Subjects (n = 288) were recruited from consecutive patients presenting to the Internal Medicine, Gastroenterology and Allergy Units in Chieti. Patients completed the validated Bowel Disease Questionnaire (BDQ) prior to an independent diagnostic evaluation, which included endoscopy when appropriate. Food allergy was diagnosed using a 2-week elimination diet, followed by a placebo-controlled food challenge test, a skin prick test and serum RAST for specific IgE for suspected foods or additives. The results of the BDQ were not considered in formulating a diagnosis. In total, 99 patients were diagnosed with the IBS, 79 patients were diagnosed with organic disease and 22 patients were diagnosed with food allergy. A further 88 patients with extraintestinal allergies were included as a control group.

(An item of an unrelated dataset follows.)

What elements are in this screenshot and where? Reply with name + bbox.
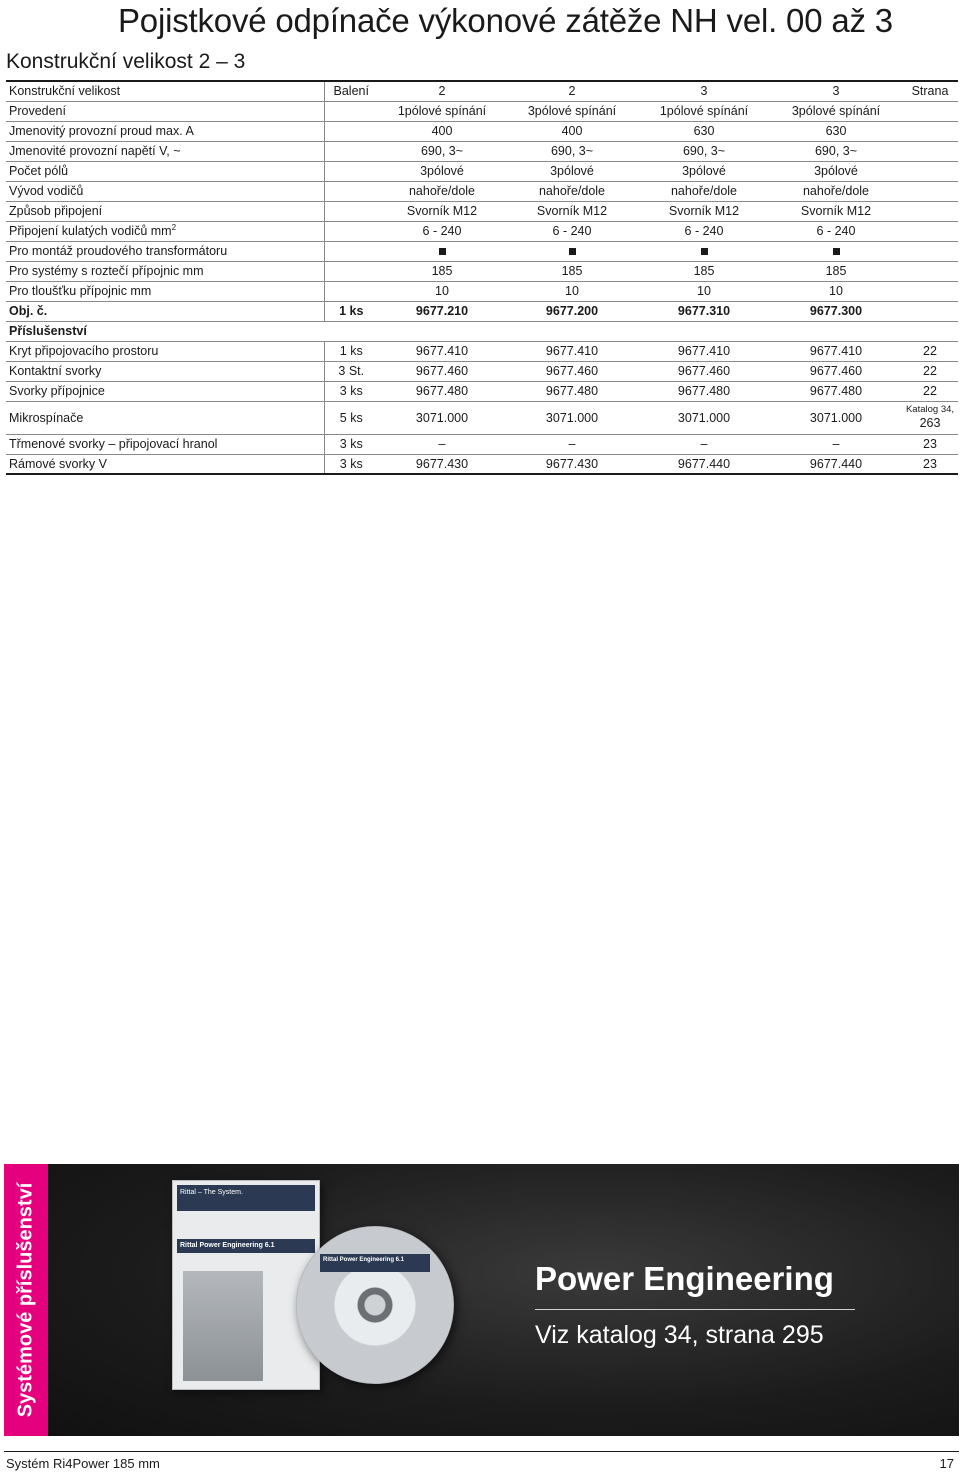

Based on logistic regression analysis, six symptom items discriminated IBS from organic disease, while five symptoms discriminated patients with IBS from control subjects. A diagnosis of IBS compared to organic disease was positively associated with straining on defaecation (P=0.0001), diarrhoea (P=0.001) and abdominal bloating (P=0.01), but was negatively associated with pain in the upper abdomen (P=0.0004), reflux (P=0.0001) and appetite loss (P=0.004). A diagnosis of IBS compared to extraintestinal allergy was positively associated with pain relieved by bowel movement (P=0.0001), pain in the lower abdomen (P=0.0006), pain in both the upper and lower abdomen (P=0.003), frequent pain (P=0.001) and abdominal bloating (P=0.0009). In comparison between IBS and food allergy patients, a diagnosis of IBS was positively associated with pain in the lower abdomen (P=0.001), pain relieved by bowel movements (P=0.001), frequent pain (P=0.02) and abdominal bloating (P=0.03).
Symptoms appear to be useful for discriminating IBS from organic gastrointestinal disease and food allergy.